The transcripts verified to be up-regulated in non-responders compared with responders, IL1R2, CXCL16, C5orf32, GK, HK3, NAMPT and EMILIN2, may play crucial roles in IVIG non-responders. IL1R2 is one of the negative regulators of the IL-1 system and it binds IL-1α and IL-1β with high affinity but does not induce signaling27. Recently, it has been shown that Staphylococcus aureus induces IL-1R2 shedding and consequently reducing IL-1β availability, therefore negatively modulating the subsequent inflammatory response and contributing to the bacterial persistence in blood28. Consistent with previous studies8, our study showed that IL1R2 was up-regulated in non-responders. IL1R2 may represent a novel mechanism of IVIG nonresponse through regulation of IL-1 pathway. CXCL16 is a membrane-bound chemokine expressed in various cells, such as macrophages29, dendritic cells30 and aortic smooth muscle cells31, and it induces the migration of neutrophils and monocytes through its receptor named CXC chemokine receptor 6 (CXCR6). Recently, increasing evidence has indicated that CXCL16 is involved in inflammatory disease, such as acute coronary syndromes32 and psoriasis33. Therefore, we infer that the up-regulated CXCL16 may function with CXCR6 to regulate IVIG nonresponse. C5orf32 is also known as cysteine rich transmembrane module containing 1 (CYSTM1), may be associated with resistance to deleterious substances34 and Huntington’s disease35. The proteins encoded by GK and HK3 are involved in glucose metabolism pathways. Nicotinamide phosphoribosyl transferase, the protein encoded by NAMPT, is associated with oxidative stress response, apoptosis, lipid and glucose metabolism, inflammation, insulin resistance36 and vascular repair37. EMILIN2, mlastin microfibril interface located protein 2, regulates platelet activation, thrombus formation, and clot retraction38 and play important roles in the tumor microenvironment through affecting angiogenesis and lymphangiogenesis39. As for the above transcripts, very little research has been done on KD and they are worthy of further studies to assess the underlying molecular mechanisms of IVIG resistance.

There are several limitations to our study.
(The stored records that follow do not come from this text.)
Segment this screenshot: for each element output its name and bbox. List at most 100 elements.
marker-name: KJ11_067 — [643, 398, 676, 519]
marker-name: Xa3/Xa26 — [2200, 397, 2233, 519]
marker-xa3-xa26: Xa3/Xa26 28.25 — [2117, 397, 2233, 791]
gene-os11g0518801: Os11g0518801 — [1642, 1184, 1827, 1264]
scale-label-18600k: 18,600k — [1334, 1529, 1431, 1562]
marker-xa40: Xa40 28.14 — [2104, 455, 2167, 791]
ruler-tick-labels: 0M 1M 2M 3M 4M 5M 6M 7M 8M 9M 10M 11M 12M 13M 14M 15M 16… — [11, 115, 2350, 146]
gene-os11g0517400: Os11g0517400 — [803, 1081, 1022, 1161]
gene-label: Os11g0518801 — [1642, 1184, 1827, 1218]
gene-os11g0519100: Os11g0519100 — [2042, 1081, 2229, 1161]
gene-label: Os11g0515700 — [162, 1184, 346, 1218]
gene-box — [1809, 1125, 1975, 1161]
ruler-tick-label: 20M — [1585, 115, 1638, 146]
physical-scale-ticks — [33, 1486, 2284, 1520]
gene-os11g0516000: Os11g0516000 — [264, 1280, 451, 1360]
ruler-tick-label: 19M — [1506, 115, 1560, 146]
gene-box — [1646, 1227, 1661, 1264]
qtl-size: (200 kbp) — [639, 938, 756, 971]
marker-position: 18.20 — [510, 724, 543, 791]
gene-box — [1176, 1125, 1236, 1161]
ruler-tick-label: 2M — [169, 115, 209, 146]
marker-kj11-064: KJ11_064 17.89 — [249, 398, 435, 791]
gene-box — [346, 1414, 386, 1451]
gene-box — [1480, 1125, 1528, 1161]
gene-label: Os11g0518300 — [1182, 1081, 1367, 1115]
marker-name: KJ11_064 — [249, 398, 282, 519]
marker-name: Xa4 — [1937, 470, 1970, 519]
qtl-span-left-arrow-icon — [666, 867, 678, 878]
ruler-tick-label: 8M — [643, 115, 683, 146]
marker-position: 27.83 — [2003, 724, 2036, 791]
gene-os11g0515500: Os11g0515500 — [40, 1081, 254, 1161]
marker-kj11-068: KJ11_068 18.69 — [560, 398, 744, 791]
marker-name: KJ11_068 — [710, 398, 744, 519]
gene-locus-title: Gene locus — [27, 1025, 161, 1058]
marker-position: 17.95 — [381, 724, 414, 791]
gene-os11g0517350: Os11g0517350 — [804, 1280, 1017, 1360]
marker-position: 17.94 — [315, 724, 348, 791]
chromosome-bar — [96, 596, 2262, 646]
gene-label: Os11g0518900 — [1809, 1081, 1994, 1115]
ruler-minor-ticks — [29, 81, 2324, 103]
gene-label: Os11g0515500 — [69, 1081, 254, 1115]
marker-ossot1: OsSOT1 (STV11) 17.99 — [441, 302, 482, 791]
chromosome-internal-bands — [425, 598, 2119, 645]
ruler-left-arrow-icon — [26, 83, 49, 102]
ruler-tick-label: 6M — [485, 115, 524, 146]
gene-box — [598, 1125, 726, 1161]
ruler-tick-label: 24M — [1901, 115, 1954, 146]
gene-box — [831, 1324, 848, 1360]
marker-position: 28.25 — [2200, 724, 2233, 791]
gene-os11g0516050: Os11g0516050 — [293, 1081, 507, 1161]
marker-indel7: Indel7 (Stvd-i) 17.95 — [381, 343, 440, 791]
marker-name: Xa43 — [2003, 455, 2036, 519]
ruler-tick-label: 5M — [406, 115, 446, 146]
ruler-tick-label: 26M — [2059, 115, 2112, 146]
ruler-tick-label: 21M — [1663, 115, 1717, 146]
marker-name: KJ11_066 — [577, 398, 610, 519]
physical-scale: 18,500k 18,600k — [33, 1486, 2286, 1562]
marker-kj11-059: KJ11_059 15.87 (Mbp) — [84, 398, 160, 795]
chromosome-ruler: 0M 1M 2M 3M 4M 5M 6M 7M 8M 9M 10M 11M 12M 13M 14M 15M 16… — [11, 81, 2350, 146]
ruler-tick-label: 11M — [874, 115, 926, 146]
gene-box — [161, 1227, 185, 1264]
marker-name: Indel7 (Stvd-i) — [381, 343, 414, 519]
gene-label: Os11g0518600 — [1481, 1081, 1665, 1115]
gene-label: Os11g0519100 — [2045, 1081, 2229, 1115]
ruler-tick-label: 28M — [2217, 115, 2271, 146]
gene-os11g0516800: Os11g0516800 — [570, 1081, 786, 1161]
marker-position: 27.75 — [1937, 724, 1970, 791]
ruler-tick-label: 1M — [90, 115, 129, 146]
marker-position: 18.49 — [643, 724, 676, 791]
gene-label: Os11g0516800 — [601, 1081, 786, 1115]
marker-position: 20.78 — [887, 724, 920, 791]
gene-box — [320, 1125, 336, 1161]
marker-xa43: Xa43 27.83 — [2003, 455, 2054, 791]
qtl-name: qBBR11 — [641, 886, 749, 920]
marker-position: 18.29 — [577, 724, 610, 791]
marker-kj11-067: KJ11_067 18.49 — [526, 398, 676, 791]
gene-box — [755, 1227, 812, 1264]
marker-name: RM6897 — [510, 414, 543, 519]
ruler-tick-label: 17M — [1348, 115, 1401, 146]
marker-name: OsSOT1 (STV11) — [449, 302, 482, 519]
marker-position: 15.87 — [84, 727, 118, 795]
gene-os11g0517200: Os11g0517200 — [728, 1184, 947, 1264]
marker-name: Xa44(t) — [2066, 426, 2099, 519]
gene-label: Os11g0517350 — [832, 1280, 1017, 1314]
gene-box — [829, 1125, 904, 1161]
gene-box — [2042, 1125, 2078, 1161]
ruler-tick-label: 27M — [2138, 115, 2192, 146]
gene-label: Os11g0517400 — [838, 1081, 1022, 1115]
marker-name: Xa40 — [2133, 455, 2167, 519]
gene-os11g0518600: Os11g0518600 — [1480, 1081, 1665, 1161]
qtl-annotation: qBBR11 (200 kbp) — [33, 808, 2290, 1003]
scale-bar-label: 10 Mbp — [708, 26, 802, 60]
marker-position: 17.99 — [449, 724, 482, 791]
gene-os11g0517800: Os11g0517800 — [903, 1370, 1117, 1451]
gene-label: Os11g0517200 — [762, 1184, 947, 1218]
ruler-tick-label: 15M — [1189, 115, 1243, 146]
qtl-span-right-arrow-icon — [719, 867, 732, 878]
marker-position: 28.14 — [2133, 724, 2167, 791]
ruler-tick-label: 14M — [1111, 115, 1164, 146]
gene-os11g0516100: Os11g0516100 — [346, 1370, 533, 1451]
To confirm the accuracy of the results, more patient samples and multiple methods should be used to study the results. These transcripts are from the whole blood cells and further studies are needed to identify which kind of blood cells playing a key role in the pathological process of IVIG nonresponse.

In conclusion, myeloid cell activation was identified to be associated with IVIG non-responders. The crucial transcripts, IL1R2, GK, HK3, C5orf32, CXCL16, NAMPT and EMILIN2, may affect the clinical response before initial immunoglobulin treatment in acute KD. Moreover, these crucial transcripts may serve as biomarkers and therapeutic targets for non-responders in the future.